ADDENDUM: I found really good papers discussing in depth all the relativistic details and effects to GPS(-like) navigation in spacetime.
They are Thomas B. Bahder's Navigation in Curved Space-Time, Clock Synchronization and Navigation in the Vicinity of the Earth and Relativity of GPS Measurement.

The general-relativistic corrections are too small to matter.

The Schwarzchild metric has dimensionless corrections of order $GM/rc^2$. Here $G$ is the Newton's gravitational constant, $M$ the mass of the Earth, $r$ the distance from the center of the Earth, and $c$ the speed of light.

At the surface of the Earth, these metric corrections are about one part in a billion; higher up, near the satellites, they are even smaller.

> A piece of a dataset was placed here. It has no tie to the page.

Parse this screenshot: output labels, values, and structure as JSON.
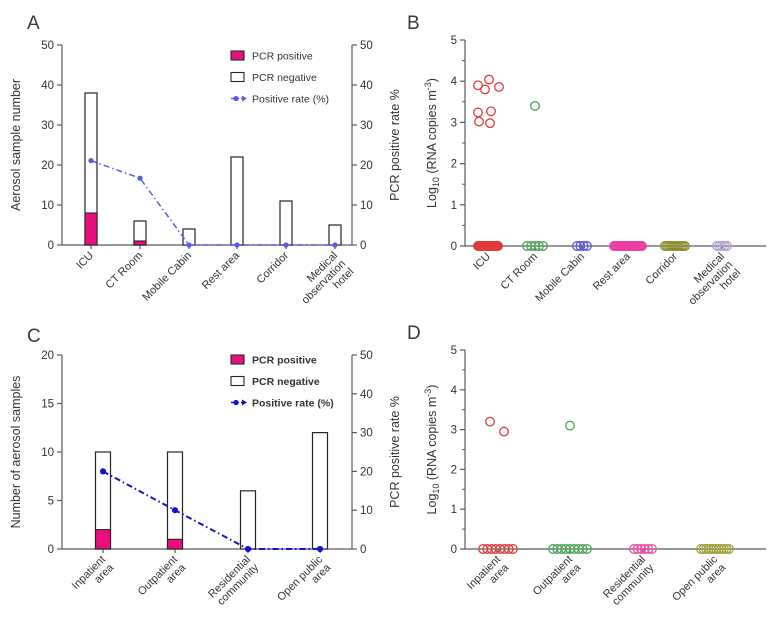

The Christoffel symbols determining the signal's geodesic path will have corrections of the same magnitude.

The signal takes about 0.1 s to travel to Earth from the satellite, so the GR correction in $Delta t$ would be of order $10^{-10} s$ and the GR correction in $d$ would be approximately 3 cm. This is below the accuracy of the GPS system.

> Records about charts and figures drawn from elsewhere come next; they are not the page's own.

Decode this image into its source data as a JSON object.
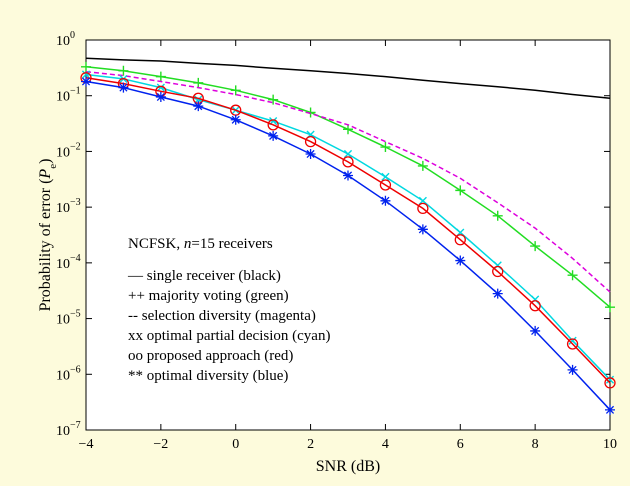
{
  "chart_data": {
    "type": "line",
    "xlabel": "SNR (dB)",
    "ylabel_prefix": "Probability of error (",
    "ylabel_symbol": "P",
    "ylabel_subscript": "e",
    "ylabel_suffix": ")",
    "xlim": [
      -4,
      10
    ],
    "ylim": [
      1e-07,
      1
    ],
    "yscale": "log",
    "grid": false,
    "x_ticks": [
      "−4",
      "−2",
      "0",
      "2",
      "4",
      "6",
      "8",
      "10"
    ],
    "y_ticks": [
      {
        "base": "10",
        "exp": "0"
      },
      {
        "base": "10",
        "exp": "−1"
      },
      {
        "base": "10",
        "exp": "−2"
      },
      {
        "base": "10",
        "exp": "−3"
      },
      {
        "base": "10",
        "exp": "−4"
      },
      {
        "base": "10",
        "exp": "−5"
      },
      {
        "base": "10",
        "exp": "−6"
      },
      {
        "base": "10",
        "exp": "−7"
      }
    ],
    "x": [
      -4,
      -3,
      -2,
      -1,
      0,
      1,
      2,
      3,
      4,
      5,
      6,
      7,
      8,
      9,
      10
    ],
    "series": [
      {
        "name": "single receiver",
        "color": "#000000",
        "marker": "none",
        "dash": "solid",
        "values": [
          0.47,
          0.44,
          0.42,
          0.38,
          0.35,
          0.31,
          0.28,
          0.25,
          0.22,
          0.19,
          0.165,
          0.145,
          0.125,
          0.105,
          0.09
        ]
      },
      {
        "name": "majority voting",
        "color": "#22dd22",
        "marker": "plus",
        "dash": "solid",
        "values": [
          0.33,
          0.28,
          0.22,
          0.17,
          0.125,
          0.085,
          0.05,
          0.025,
          0.012,
          0.0055,
          0.002,
          0.0007,
          0.0002,
          6e-05,
          1.6e-05
        ]
      },
      {
        "name": "selection diversity",
        "color": "#dd00dd",
        "marker": "none",
        "dash": "dashed",
        "values": [
          0.27,
          0.23,
          0.18,
          0.14,
          0.105,
          0.075,
          0.048,
          0.03,
          0.015,
          0.0075,
          0.0033,
          0.0012,
          0.00042,
          0.00012,
          3e-05
        ]
      },
      {
        "name": "optimal partial decision",
        "color": "#00d8e0",
        "marker": "x",
        "dash": "solid",
        "values": [
          0.24,
          0.2,
          0.14,
          0.085,
          0.055,
          0.035,
          0.02,
          0.009,
          0.0035,
          0.0013,
          0.00035,
          9e-05,
          2.2e-05,
          4e-06,
          8e-07
        ]
      },
      {
        "name": "proposed approach",
        "color": "#ee0000",
        "marker": "circle",
        "dash": "solid",
        "values": [
          0.21,
          0.165,
          0.12,
          0.09,
          0.055,
          0.03,
          0.015,
          0.0065,
          0.0025,
          0.00095,
          0.00026,
          7e-05,
          1.7e-05,
          3.5e-06,
          7e-07
        ]
      },
      {
        "name": "optimal diversity",
        "color": "#0022ee",
        "marker": "asterisk",
        "dash": "solid",
        "values": [
          0.18,
          0.14,
          0.095,
          0.065,
          0.037,
          0.019,
          0.009,
          0.0037,
          0.0013,
          0.0004,
          0.00011,
          2.8e-05,
          6e-06,
          1.2e-06,
          2.3e-07
        ]
      }
    ],
    "legend": {
      "header_prefix": "NCFSK, ",
      "header_italic": "n",
      "header_suffix": "=15 receivers",
      "entries": [
        "— single receiver (black)",
        "++ majority voting (green)",
        "-- selection diversity (magenta)",
        "xx optimal partial decision (cyan)",
        "oo proposed approach (red)",
        "** optimal diversity (blue)"
      ],
      "placement": "lower-left, inside axes"
    }
  }
}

The case where the GPS satellite is directly overhead is easy to solve analytically. Start with the Schwartzschild metric

$$ds^2=-(1-2M/r)dt^2+(1-2M/r)^{-1}dr^2 +r^2 dtheta^2+r^2 sin^2{theta};dphi^2$$

in geometrical units where $G$ and $c$ are 1.

The signal follows a null geodesic where $ds=0$. A radial null geodesic satisfies

$$(1-2M/r);dt^2=(1-2M/r)^{-1};dr^2$$

which is a differential equation from which we can obtain $t(r)$ as

$$t=r_0-r+2Mlogfrac{r_0-2M}{r-2M}.$$

The initial conditions are that at $t=0$ the signal starts at $r=r_0$, the orbital radius of the overhead GPS satellite. We have taken the incoming solution; as $t$ increases, $r$ decreases and at some time $t=t_E$ it hits the GPS receiver on the surface of the Earth at $r=R_E$.

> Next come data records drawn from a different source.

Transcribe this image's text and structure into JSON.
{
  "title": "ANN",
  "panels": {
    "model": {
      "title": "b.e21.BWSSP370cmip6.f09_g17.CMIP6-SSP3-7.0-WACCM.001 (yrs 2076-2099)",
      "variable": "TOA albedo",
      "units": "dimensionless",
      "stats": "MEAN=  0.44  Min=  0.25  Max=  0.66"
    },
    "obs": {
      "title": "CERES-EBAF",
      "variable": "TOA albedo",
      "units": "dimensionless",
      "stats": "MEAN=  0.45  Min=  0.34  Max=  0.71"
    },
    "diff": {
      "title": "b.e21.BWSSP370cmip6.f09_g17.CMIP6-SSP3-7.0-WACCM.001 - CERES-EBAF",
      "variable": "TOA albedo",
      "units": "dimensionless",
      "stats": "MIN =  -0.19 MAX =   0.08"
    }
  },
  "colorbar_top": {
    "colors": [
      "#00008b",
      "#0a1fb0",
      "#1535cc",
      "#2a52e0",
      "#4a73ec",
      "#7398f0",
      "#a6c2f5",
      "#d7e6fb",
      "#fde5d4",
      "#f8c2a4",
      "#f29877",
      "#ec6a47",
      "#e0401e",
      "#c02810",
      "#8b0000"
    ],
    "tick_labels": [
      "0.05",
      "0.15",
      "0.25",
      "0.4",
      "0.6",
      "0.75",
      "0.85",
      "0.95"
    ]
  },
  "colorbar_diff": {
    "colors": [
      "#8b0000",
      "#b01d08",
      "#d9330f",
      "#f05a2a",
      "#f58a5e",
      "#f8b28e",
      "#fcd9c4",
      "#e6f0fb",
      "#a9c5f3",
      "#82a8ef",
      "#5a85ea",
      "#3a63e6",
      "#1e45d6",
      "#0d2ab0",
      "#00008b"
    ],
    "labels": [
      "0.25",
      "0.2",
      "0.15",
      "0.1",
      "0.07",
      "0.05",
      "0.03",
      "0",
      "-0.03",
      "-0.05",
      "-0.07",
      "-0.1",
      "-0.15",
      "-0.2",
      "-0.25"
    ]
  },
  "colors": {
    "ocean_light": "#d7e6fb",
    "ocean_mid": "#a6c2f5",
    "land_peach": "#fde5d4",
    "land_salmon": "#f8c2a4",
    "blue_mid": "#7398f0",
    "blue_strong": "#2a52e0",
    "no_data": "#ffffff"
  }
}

For calculating $t_E$ in seconds, restore $G$ and $c$ to get

$$ct_E=r_0-r_E+R_slogfrac{r_0-R_s}{r_E-R_s}$$

where $R_s=2GM/c^2$ is the Schwarzschild radius of the Earth, which is 9.0 mm.

Putting in the radius at which the GPS satellites orbit, $r_0=20,000$ km, and the Earth's radius $r_E=6400$ km, we find $t_E=0.045333333368$ s. When we ignore the GR corrections by taking $R_s$ to be 0 rather than 9 mm, we get $t_E=0.045333333333$ s. Thus the GR corrections slow the signal by 34 picoseconds, and cause the calculation of the distance to the satellite to be off by 1.0 cm. A good analytic approximation is

$$Delta d=R_s logfrac{r_0}{r_E}.$$

Correction: The OP pointed out that 20,000 km is the altitude of the GPS satellites, not their orbital radius. Their orbital radius is thus about 26,400 km. Redoing the numbers, I get a $Delta t$ of 43 picoseconds and a $Delta d$ of 1.3 cm.